1-gallon fermentation jar
1 stick-on temperature gauge
6 reused kombucha bottles, or other bottles
Container with a lid
Muslin cloth tea bag (disregard if using tea bags)
Rubber band
2 unbleached coffee filters or 1 reusable muslin organic cotton cloth piece (I do not recommend cheese cloth)
Large pot (for boiling water and steeping your tea)

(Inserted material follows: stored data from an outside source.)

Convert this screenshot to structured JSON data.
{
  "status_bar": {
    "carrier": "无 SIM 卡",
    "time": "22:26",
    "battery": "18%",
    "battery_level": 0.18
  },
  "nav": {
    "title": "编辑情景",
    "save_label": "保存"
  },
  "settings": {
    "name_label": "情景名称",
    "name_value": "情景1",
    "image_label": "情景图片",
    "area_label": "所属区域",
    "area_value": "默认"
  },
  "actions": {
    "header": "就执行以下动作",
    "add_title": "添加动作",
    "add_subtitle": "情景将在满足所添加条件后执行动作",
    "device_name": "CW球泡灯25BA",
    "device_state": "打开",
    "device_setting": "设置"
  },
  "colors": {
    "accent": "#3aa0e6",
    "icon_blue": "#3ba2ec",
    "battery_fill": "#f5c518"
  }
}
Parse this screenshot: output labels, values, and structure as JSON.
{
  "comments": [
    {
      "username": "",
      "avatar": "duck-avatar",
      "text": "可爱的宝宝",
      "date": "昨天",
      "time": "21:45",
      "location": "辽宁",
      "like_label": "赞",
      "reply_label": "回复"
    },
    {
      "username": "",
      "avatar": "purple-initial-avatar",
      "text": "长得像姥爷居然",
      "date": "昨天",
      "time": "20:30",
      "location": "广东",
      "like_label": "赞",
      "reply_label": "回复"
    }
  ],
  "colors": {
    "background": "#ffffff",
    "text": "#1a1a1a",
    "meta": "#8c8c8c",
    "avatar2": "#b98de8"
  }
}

1. Clean all surfaces and materials with vinegar and rinse with water (with the exception of any cloths or coffee filters)
2. Add your temperature gauge to the fermentation jar (make sure that you stick it closer to the bottom of the jar)
3. Clean your hands with vinegar, then rinse with water
4. Bring 4 cups of water to a boil
5. Add the 3 tablespoons of tea to your reusable tea bag, and add it to the water once it reaches a boil, then quickly move the water away from your heat source
6. Steep the tea for 5 minutes (unless otherwise instructed)
7. Add 1 cup of sugar, making sure that it fully dissolves
8. Add the sweetened tea to the 1-gallon fermentation jar
9. Fill the jar mostly full with cold, filtered water
10. Once the tea reaches a temperature between 68 °F and 88 °F, add your S.C.O.B.Y. and 1 cup of kombucha from the previous batch
11. Cover with your cloth or 2 coffee filters, and secure using the rubber band
12. Store in a warm, dark place with little movement for 2-4 weeks, depending on desired sweetness

Kombucha Brewing Dayhiked-5To Bottle Your Kombucha:

I usually like to brew my next batch of kombucha at the same time that I bottle my most recent batch
1. Repeat steps 1-8 above, only once your new kombucha reaches the appropriate temperature, add your current S.C.O.B.Y and 1 cup of current brew
*Keep in mind that your new batch will produce a second S.C.O.B.Y. It is perfectly fine to add both to your new batch, create two new batches instead of one, or consume your S.C.O.B.Y. (maybe add it to your smoothies?).  If you have a good friend maybe give it to him or her, but don’t waste it!  You grew it!
2. Pour your new batch of kombucha (sans the S.C.O.B.Y.) into your pitcher

3. From your pitcher, slowly pour your brew into your bottles
4. *Optional* add fruit or ginger while bottling for added flavor
5.  Secure lids tightly on the bottles
6. Store in a dark, warm place for up to 1 week (this will add the signature carbonation everyone loves, and further ferment your delicious brew)
7. Place in your refrigerator and enjoy whenever you need a boost!